Mon père… Mon foyer… Par la Lumière ! je donnerais cher pour…
Allons, arrête ça !
— Non, je n’irai pas chez nous…
Il me faut un endroit où je ne risquerai de blesser personne, si ça me reprend… Un lieu où je serai seul.
Soudain, Rand eut l’impression qu’on gelait comme en plein hiver, sur ce balcon.
— Je m’en vais, mais pas pour retourner au bercail…
Egwene, pourquoi faut-il que tu sois une de ces femmes ?
Rand enlaça la jeune fille et lui souffla à l’oreille :
— Non, pas pour retourner au bercail…
Dans les jardins privés d’Agelmar, à l’ombre d’une charmille constellée de bourgeons blancs, Moiraine bougea très légèrement sur sa chaise longue. Les fragments du sceau épars sur ses genoux, elle tenait du bout des doigts la chaîne d’or qu’elle portait parfois autour du front. La petite gemme bleue qui y était accrochée cessa soudain de briller intensément et l’Aes Sedai eut l’ombre d’un sourire. En soi, la pierre n’avait aucun pouvoir. Mais, dans son enfance, au palais royal de Cairhien, alors qu’on l’initiait au Pouvoir de l’Unique, elle avait appris à utiliser le talisman pour espionner des gens qui se croyaient bien trop isolés de tout pour qu’on les entende.
— Les prophéties se réaliseront, murmura Moiraine. Car le Dragon s’est réincarné.
Glossaire
Le calendrier tomien (conçu par Toma dur Ahmid) fut adopté environ deux siècles après la mort du dernier Aes Sedai, et il compte les années à partir de la Dislocation du Monde (AD : Après Dislocation). Durant les guerres des Trollocs, beaucoup d’archives furent détruites, et l’ancien système calendaire fut remis en question. Tiam de Gazar en proposa un nouveau, censé célébrer la fin de la menace représentée par les Trollocs. À partir de là, on compta en Années Libres (AL). Vingt ans après la fin des conflits, le calendrier gazarien fut universellement adopté. Artur Aile-de-Faucon tenta d’en imposer un nouveau, basé sur la Fondation de son Empire (FE), mais la greffe ne prit pas, et, aujourd’hui, seuls les historiens y font encore référence. Après les ravages de la guerre des Cent Années, un quatrième calendrier fut établi par Uren din Jubai Envol-Goéland, un érudit du Peuple de la Mer. Le panarche Farede de Tarabon décida de son adoption. Le calendrier farendien, qui commence à la date (arbitrairement déterminée) de fin de la guerre des Cent Années, compte les années de la Nouvelle Ère (NE) et est toujours en vigueur.

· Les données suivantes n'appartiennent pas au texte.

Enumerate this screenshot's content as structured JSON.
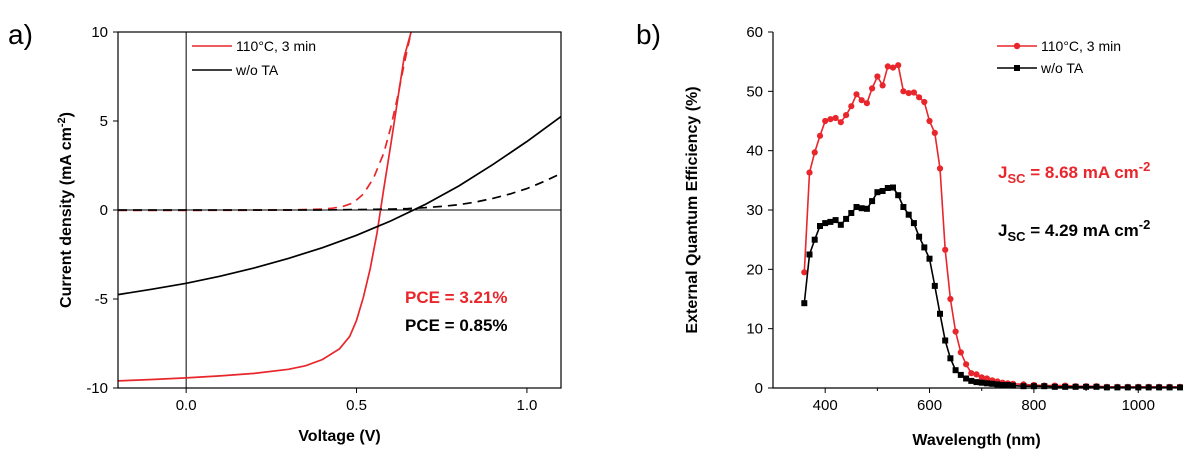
{
  "chart_data": [
    {
      "panel": "a)",
      "type": "line",
      "xlabel": "Voltage (V)",
      "ylabel_main": "Current density (mA cm",
      "ylabel_sup": "-2",
      "ylabel_tail": ")",
      "xlim": [
        -0.2,
        1.1
      ],
      "ylim": [
        -10,
        10
      ],
      "xticks": [
        0.0,
        0.5,
        1.0
      ],
      "xtick_labels": [
        "0.0",
        "0.5",
        "1.0"
      ],
      "yticks": [
        -10,
        -5,
        0,
        5,
        10
      ],
      "ytick_labels": [
        "-10",
        "-5",
        "0",
        "5",
        "10"
      ],
      "zero_lines": true,
      "legend_position": "top-left",
      "series": [
        {
          "name": "110°C, 3 min",
          "color": "#e8262b",
          "dash": "solid",
          "x": [
            -0.2,
            -0.1,
            0.0,
            0.1,
            0.2,
            0.3,
            0.35,
            0.4,
            0.45,
            0.48,
            0.5,
            0.52,
            0.54,
            0.56,
            0.58,
            0.6,
            0.62,
            0.64,
            0.66
          ],
          "y": [
            -9.6,
            -9.52,
            -9.43,
            -9.32,
            -9.18,
            -8.95,
            -8.75,
            -8.4,
            -7.8,
            -7.1,
            -6.2,
            -4.9,
            -3.3,
            -1.3,
            1.2,
            3.6,
            6.1,
            8.6,
            10.0
          ]
        },
        {
          "name": "",
          "color": "#e8262b",
          "dash": "dashed",
          "x": [
            -0.2,
            0.0,
            0.2,
            0.3,
            0.4,
            0.43,
            0.46,
            0.49,
            0.52,
            0.55,
            0.58,
            0.6,
            0.62,
            0.64,
            0.66
          ],
          "y": [
            -0.02,
            -0.02,
            -0.01,
            0.0,
            0.05,
            0.1,
            0.2,
            0.4,
            0.9,
            1.8,
            3.2,
            4.6,
            6.3,
            8.2,
            10.0
          ]
        },
        {
          "name": "w/o TA",
          "color": "#000000",
          "dash": "solid",
          "x": [
            -0.2,
            -0.1,
            0.0,
            0.1,
            0.2,
            0.3,
            0.4,
            0.5,
            0.6,
            0.7,
            0.8,
            0.9,
            1.0,
            1.1
          ],
          "y": [
            -4.75,
            -4.45,
            -4.12,
            -3.72,
            -3.25,
            -2.72,
            -2.12,
            -1.42,
            -0.62,
            0.3,
            1.35,
            2.55,
            3.85,
            5.25
          ]
        },
        {
          "name": "",
          "color": "#000000",
          "dash": "dashed",
          "x": [
            -0.2,
            0.0,
            0.2,
            0.4,
            0.5,
            0.6,
            0.65,
            0.7,
            0.75,
            0.8,
            0.85,
            0.9,
            0.95,
            1.0,
            1.05,
            1.1
          ],
          "y": [
            0.0,
            0.0,
            0.0,
            0.0,
            0.02,
            0.05,
            0.08,
            0.13,
            0.2,
            0.3,
            0.45,
            0.65,
            0.9,
            1.2,
            1.6,
            2.05
          ]
        }
      ],
      "annotations": [
        {
          "text": "PCE = 3.21%",
          "color": "#e8262b"
        },
        {
          "text": "PCE = 0.85%",
          "color": "#000000"
        }
      ]
    },
    {
      "panel": "b)",
      "type": "line",
      "xlabel": "Wavelength (nm)",
      "ylabel": "External Quantum Efficiency (%)",
      "xlim": [
        300,
        1080
      ],
      "ylim": [
        0,
        60
      ],
      "xticks": [
        400,
        600,
        800,
        1000
      ],
      "xtick_labels": [
        "400",
        "600",
        "800",
        "1000"
      ],
      "yticks": [
        0,
        10,
        20,
        30,
        40,
        50,
        60
      ],
      "ytick_labels": [
        "0",
        "10",
        "20",
        "30",
        "40",
        "50",
        "60"
      ],
      "legend_position": "top-right",
      "series": [
        {
          "name": "110°C, 3 min",
          "color": "#e8262b",
          "marker": "circle",
          "x": [
            360,
            370,
            380,
            390,
            400,
            410,
            420,
            430,
            440,
            450,
            460,
            470,
            480,
            490,
            500,
            510,
            520,
            530,
            540,
            550,
            560,
            570,
            580,
            590,
            600,
            610,
            620,
            630,
            640,
            650,
            660,
            670,
            680,
            690,
            700,
            710,
            720,
            730,
            740,
            750,
            760,
            780,
            800,
            820,
            840,
            860,
            880,
            900,
            920,
            940,
            960,
            980,
            1000,
            1020,
            1040,
            1060,
            1080
          ],
          "y": [
            19.5,
            36.3,
            39.7,
            42.5,
            45.0,
            45.3,
            45.5,
            44.8,
            46.0,
            47.5,
            49.5,
            48.5,
            48.0,
            50.5,
            52.5,
            51.0,
            54.2,
            54.0,
            54.4,
            50.0,
            49.7,
            49.8,
            49.0,
            48.2,
            45.0,
            43.0,
            37.0,
            23.3,
            15.0,
            9.5,
            6.0,
            4.0,
            2.5,
            2.3,
            1.8,
            1.6,
            1.3,
            1.1,
            0.9,
            0.8,
            0.7,
            0.6,
            0.5,
            0.4,
            0.4,
            0.4,
            0.3,
            0.3,
            0.3,
            0.2,
            0.2,
            0.2,
            0.2,
            0.2,
            0.2,
            0.2,
            0.2
          ]
        },
        {
          "name": "w/o TA",
          "color": "#000000",
          "marker": "square",
          "x": [
            360,
            370,
            380,
            390,
            400,
            410,
            420,
            430,
            440,
            450,
            460,
            470,
            480,
            490,
            500,
            510,
            520,
            530,
            540,
            550,
            560,
            570,
            580,
            590,
            600,
            610,
            620,
            630,
            640,
            650,
            660,
            670,
            680,
            690,
            700,
            710,
            720,
            730,
            740,
            750,
            760,
            780,
            800,
            820,
            840,
            860,
            880,
            900,
            920,
            940,
            960,
            980,
            1000,
            1020,
            1040,
            1060,
            1080
          ],
          "y": [
            14.3,
            22.5,
            25.0,
            27.3,
            27.8,
            28.0,
            28.3,
            27.5,
            28.5,
            29.5,
            30.5,
            30.3,
            30.2,
            31.5,
            33.0,
            33.2,
            33.7,
            33.8,
            32.5,
            30.5,
            29.2,
            27.8,
            25.5,
            23.7,
            21.8,
            17.2,
            12.5,
            8.0,
            5.0,
            3.0,
            2.2,
            1.6,
            1.2,
            1.0,
            0.9,
            0.8,
            0.7,
            0.6,
            0.5,
            0.5,
            0.4,
            0.3,
            0.3,
            0.3,
            0.2,
            0.2,
            0.2,
            0.2,
            0.2,
            0.1,
            0.1,
            0.1,
            0.1,
            0.1,
            0.1,
            0.1,
            0.1
          ]
        }
      ],
      "annotations": [
        {
          "main": "J",
          "sub": "SC",
          "value": " = 8.68 mA cm",
          "sup": "-2",
          "color": "#e8262b"
        },
        {
          "main": "J",
          "sub": "SC",
          "value": " = 4.29 mA cm",
          "sup": "-2",
          "color": "#000000"
        }
      ]
    }
  ]
}
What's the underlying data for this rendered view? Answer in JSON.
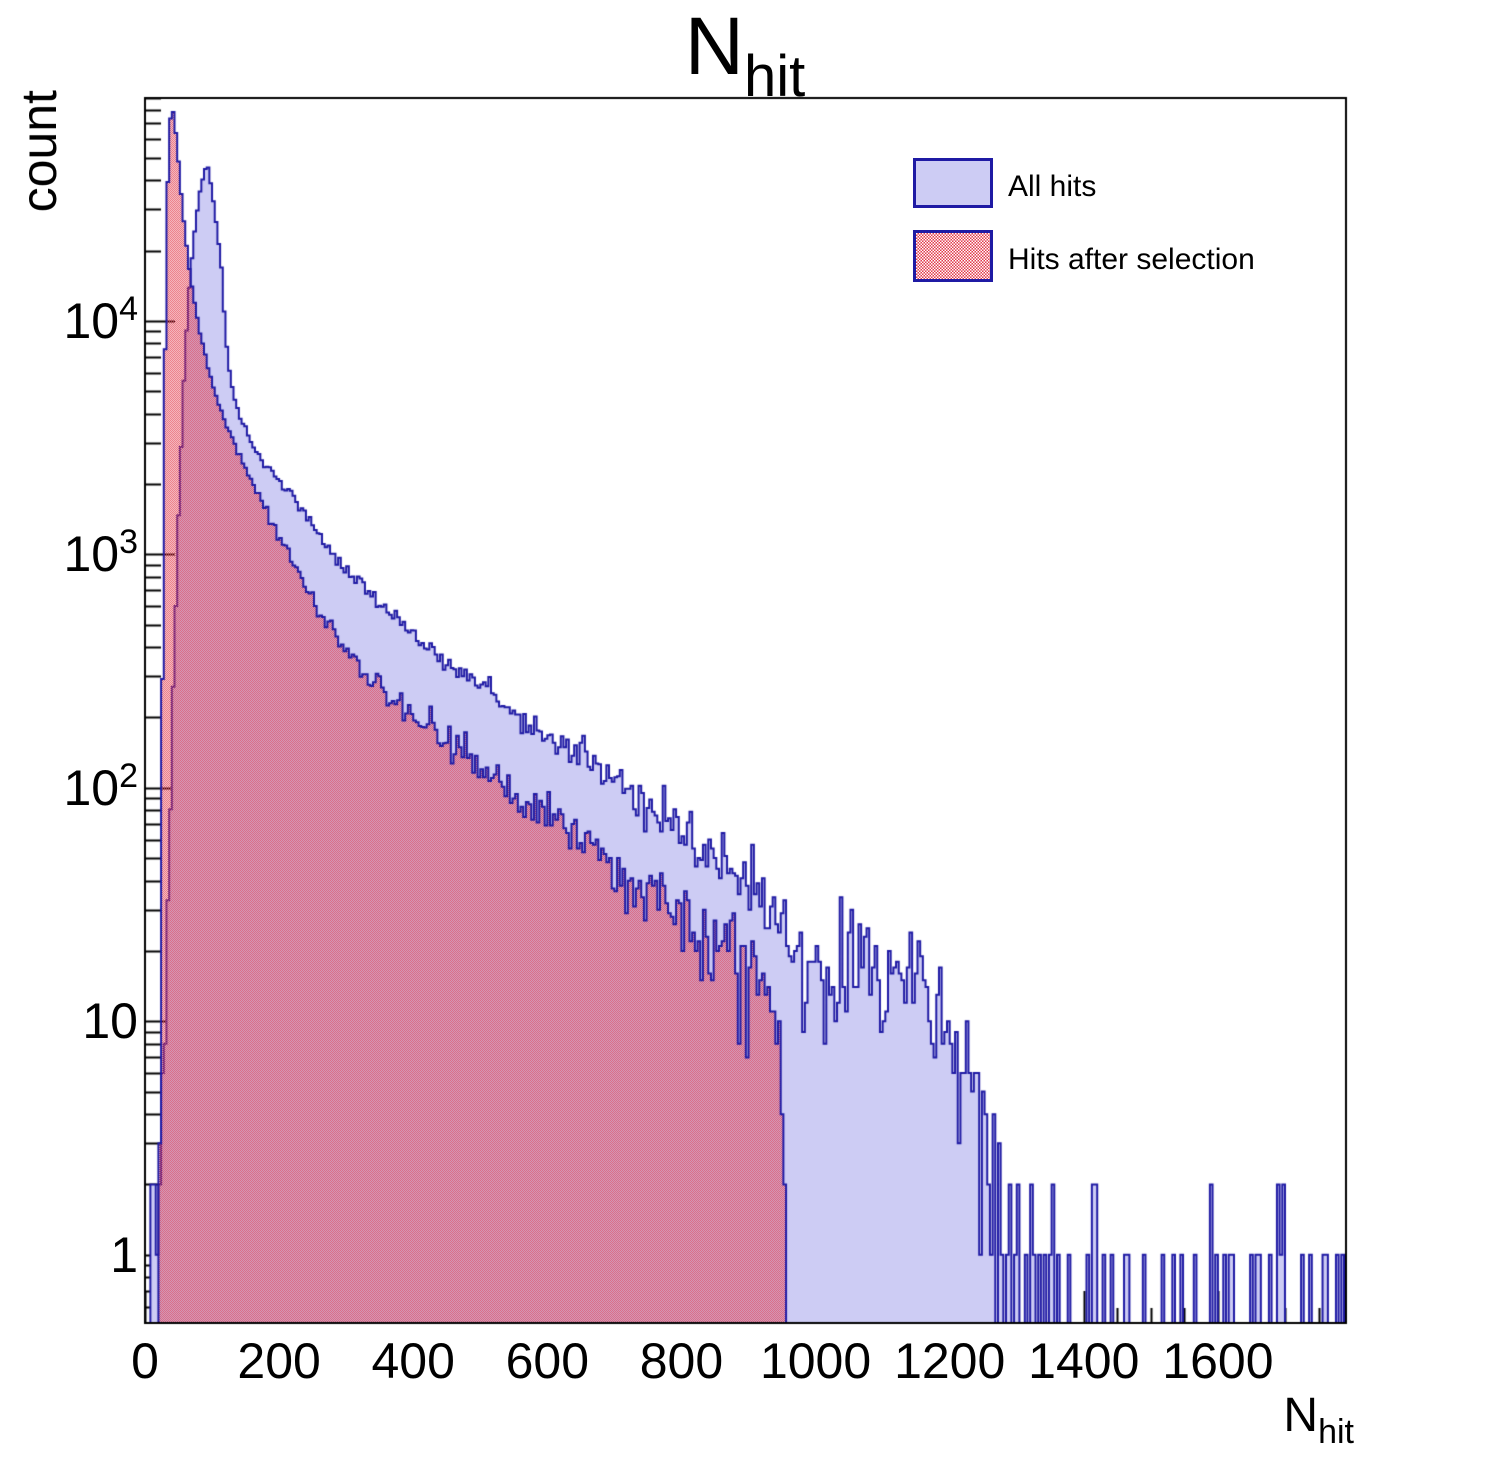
{
  "title": {
    "base": "N",
    "sub": "hit"
  },
  "y_axis": {
    "label": "count",
    "scale": "log",
    "range": [
      0.51,
      90000
    ],
    "ticks": [
      {
        "value": 1,
        "base": "1",
        "exp": ""
      },
      {
        "value": 10,
        "base": "10",
        "exp": ""
      },
      {
        "value": 100,
        "base": "10",
        "exp": "2"
      },
      {
        "value": 1000,
        "base": "10",
        "exp": "3"
      },
      {
        "value": 10000,
        "base": "10",
        "exp": "4"
      }
    ]
  },
  "x_axis": {
    "label_base": "N",
    "label_sub": "hit",
    "range": [
      0,
      1791
    ],
    "major_step": 200,
    "minor_step": 50,
    "ticks": [
      {
        "value": 0,
        "label": "0"
      },
      {
        "value": 200,
        "label": "200"
      },
      {
        "value": 400,
        "label": "400"
      },
      {
        "value": 600,
        "label": "600"
      },
      {
        "value": 800,
        "label": "800"
      },
      {
        "value": 1000,
        "label": "1000"
      },
      {
        "value": 1200,
        "label": "1200"
      },
      {
        "value": 1400,
        "label": "1400"
      },
      {
        "value": 1600,
        "label": "1600"
      }
    ]
  },
  "legend": {
    "items": [
      {
        "label": "All hits",
        "style": "solid-blue"
      },
      {
        "label": "Hits after selection",
        "style": "red-checker"
      }
    ]
  },
  "colors": {
    "line": "#1f1aa4",
    "blue_fill": "#cdccf4",
    "red_checker": "#e23a4b",
    "axis": "#000000"
  },
  "chart_data": {
    "type": "bar",
    "subtype": "step-histogram-log-y",
    "title": "N_hit",
    "xlabel": "N_hit",
    "ylabel": "count",
    "xlim": [
      0,
      1791
    ],
    "ylim": [
      0.51,
      90000
    ],
    "bin_width": 4,
    "noise_seed": 1337,
    "grid": false,
    "legend_position": "top-right",
    "series": [
      {
        "name": "All hits",
        "envelope_x": [
          2,
          6,
          10,
          14,
          18,
          22,
          26,
          30,
          34,
          38,
          42,
          46,
          50,
          55,
          60,
          66,
          72,
          78,
          84,
          89,
          93,
          100,
          108,
          114,
          118,
          122,
          126,
          131,
          140,
          152,
          165,
          180,
          196,
          210,
          225,
          250,
          276,
          305,
          330,
          365,
          400,
          440,
          480,
          520,
          560,
          600,
          650,
          700,
          750,
          800,
          850,
          900,
          950,
          985,
          1020,
          1060,
          1100,
          1140,
          1180,
          1210,
          1235,
          1252,
          1266,
          1280,
          1295,
          1315,
          1340,
          1375,
          1420,
          1480,
          1560,
          1660,
          1790
        ],
        "envelope_count": [
          0.7,
          1.3,
          0.9,
          1.7,
          1.2,
          2.2,
          4,
          10,
          30,
          90,
          260,
          620,
          1400,
          3600,
          7500,
          14000,
          21500,
          30000,
          38500,
          44000,
          46800,
          36000,
          24000,
          17000,
          11000,
          7800,
          6200,
          5000,
          3900,
          3300,
          2800,
          2400,
          2100,
          1900,
          1700,
          1350,
          1000,
          820,
          700,
          560,
          450,
          360,
          300,
          250,
          200,
          168,
          135,
          107,
          84,
          65,
          50,
          39,
          27,
          17,
          16,
          19,
          18,
          16,
          13,
          10,
          6.5,
          4.5,
          3,
          2,
          1.4,
          0.9,
          0.65,
          0.5,
          0.42,
          0.36,
          0.32,
          0.3,
          0.28
        ],
        "peak": {
          "x": 93,
          "count": 47000
        },
        "x_start": 0,
        "x_end": 1790
      },
      {
        "name": "Hits after selection",
        "envelope_x": [
          20,
          23,
          26,
          29,
          32,
          35,
          38,
          41,
          44,
          48,
          52,
          56,
          61,
          66,
          72,
          79,
          87,
          96,
          106,
          117,
          128,
          140,
          152,
          165,
          180,
          196,
          214,
          233,
          254,
          276,
          300,
          330,
          365,
          400,
          440,
          480,
          525,
          570,
          620,
          670,
          720,
          770,
          820,
          870,
          915,
          945,
          952,
          957,
          961,
          964
        ],
        "envelope_count": [
          0.5,
          6,
          300,
          4500,
          22000,
          52000,
          73000,
          81000,
          73000,
          56000,
          41000,
          30000,
          22000,
          16800,
          12800,
          9800,
          7600,
          6000,
          4800,
          3900,
          3250,
          2700,
          2260,
          1880,
          1540,
          1230,
          1000,
          800,
          620,
          470,
          385,
          310,
          245,
          200,
          165,
          136,
          110,
          88,
          69,
          54,
          42,
          33,
          26,
          20,
          16.5,
          13,
          6,
          1.5,
          0.4,
          0.01
        ],
        "peak": {
          "x": 41,
          "count": 81000
        },
        "x_start": 20,
        "x_end": 964
      }
    ]
  }
}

Adan, Heran : Gouverneur de Baerlon.
Aes Sedai : Capables de canaliser le Pouvoir de l’Unique. Depuis l’Ère de la Folie, les Aes Sedai sont exclusivement des femmes. Unanimement craintes et détestées, elles sont souvent tenues pour responsables de la Dislocation du Monde et systématiquement soupçonnées d’ingérence dans les affaires des nations. Cela dit, presque tous les dirigeants ont une Aes Sedai pour conseillère, y compris dans les royaumes où il est préférable de garder la chose secrète. Utilisé comme un titre honorifique : Sheriam Sedai. Tournure encore plus honorifique : Sheriam Aes Sedai. Voir également « Ajah » et « Chaire d’Amyrlin ».
Âge des Légendes : L’Âge auquel la guerre des Ténèbres et la Dislocation du Monde mirent un terme. Une époque où les Aes Sedai accomplissaient des miracles inimaginables. Voir également « Roue du Temps ».
Agelmar ; seigneur Agelmar de la maison de Jagad : Seigneur de Fal Dara. Emblème : trois renards roux courant.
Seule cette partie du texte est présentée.